Sask. ag equipment manufacturer goes solar

Michael Nemeth, left, of Saskatchewan Environmental Society Solar Co-operative, Seth L’Hoir, plant manager at CNH Industrial, and David Anderson, vice-president of business development and sales at MiEnergy, spoke at the official launch of the new solar array at CNH Industrial in Saskatoon.  |  William DeKay photo

Maker of Case IH, New Holland and Flexi-Coil brands says it is reducing its carbon foot print while cutting electrical costs

CNH Industrial in Saskatoon is home to the largest solar energy project in the province.

More than 1,000 gleaming blue-black panels soak up the sun outside the manufacturer’s facility, where tillage, seeding and harvesting equipment is made under the Case IH, New Holland and Flexi-Coil brands.
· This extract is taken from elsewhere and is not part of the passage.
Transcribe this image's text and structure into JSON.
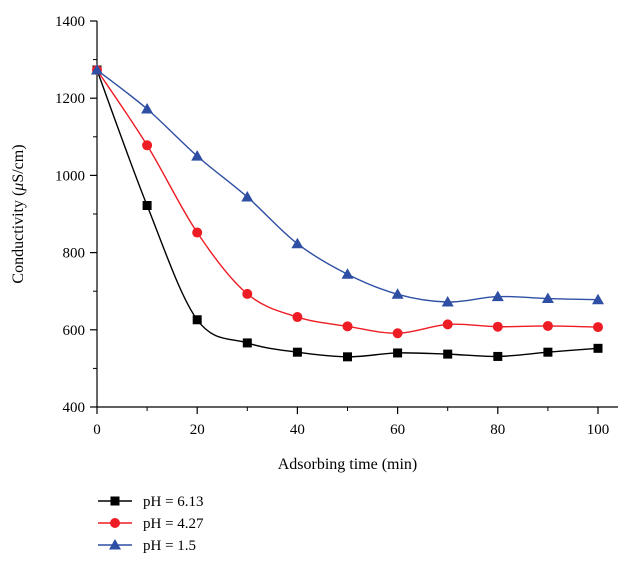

“This project will yield 331 kilowatts of power for the plant. This is equal to about eight percent of our energy consumption and will reduce our carbon footprint by 289 tons, which is the equivalent to about 70 residential homes,” said Seth L’Hoir, plant manager at CNH Industrial.

The new solar array is a partnership between CNH and the Saskatchewan Environmental Society (SES) Solar Co-operative.

L’Hoir made the announcement along with Michael Nemeth, vice-president of SES Solar Co-op, and David Anderson, vice-president of business development at MiEnergy.

The SES Solar Co-op is a volunteer-run organization and the first renewable energy co-op in the province.

It operates by inviting the community to invest in solar developments by purchasing preferred shares in its ongoing share offering.

“The SES solar co-op has come a long way since it began in 2015. It has now built its seventh and largest solar project with CNH industrial,” said Nemeth.

The panels bought for the CNH project reside at the company’s 71st Street location, producing renewable energy for their operations while generating a return for SES Solar Co-op shareholders through lease payments over the next 25 years.

“This is a privately funded capital project through SES, which we lease off of them. So we provide the land and the power demand, and then they provided the equipment to provide the clean energy gate,” said L’Hoir.

For about a decade, he said CNH has been focused on lowering their power consumption and costs.

“Being able to generate some of the electricity needed at our site for zero carbon emission source is a step in the right direction. Our site has already successfully reduced electrical consumption by 25 percent. And this new solar installation will help supplement our plants ongoing power needs with the zero carbon energy source,” he said.

More than 1,000 bi-facial solar modules are mounted on a racking system that used 100 I-beam piles as a foundation, each one driven well below the frost line. Bi-facial modules are a new technology that produce solar power from both sides of the panel. | William DeKay photo

The 400 kilowatt system of bi-facial solar modules are mounted on a racking system that used 100 I-beam piles as a foundation.

Bi-facial modules are a new technology that produce solar power from both sides of the panel. Whereas traditional opaque-backsheeted panels are monofacial, bifacial modules expose both the front and backside of the solar cells.

“That boosts the overall energy production by five percent compared to a typical monofacial solar panel. The grass type plains of Saskatchewan give a pretty good reflective effect and obviously we have good winter reflection as well,” said Anderson. Direct current (DC) energy is collected and transmitted to inverters that converts it to useable AC energy. The AC cabling runs underground through a directional bore to the manufacturing facility.

Another feature of the project is behind the meter technology, which uses some unique control systems.

“This is one of the first behind the meter projects in the SaskPower region, which means there’s no energy that can be exported to the grid. All the energy is used on site and there’s special zero export controls in place to ensure nothing goes back to the utility grid, even in the case of more production here,” said Anderson.

In the 21 years that MiEnergy has been in business, he said the company has completed many solar projects for farmers across Western Canada.

Most farm installations are ground mounted systems tied to the electric grid in order to take advantage of net metering programs, which feed energy back to the grid for credit or use it directly during daylight hours.

“That farm market is an ideal spot to produce your own clean energy, much cheaper than you can buy it from the utility. Over the last 10 years, our ag farm market has been the strongest part of our business for solar,” he said.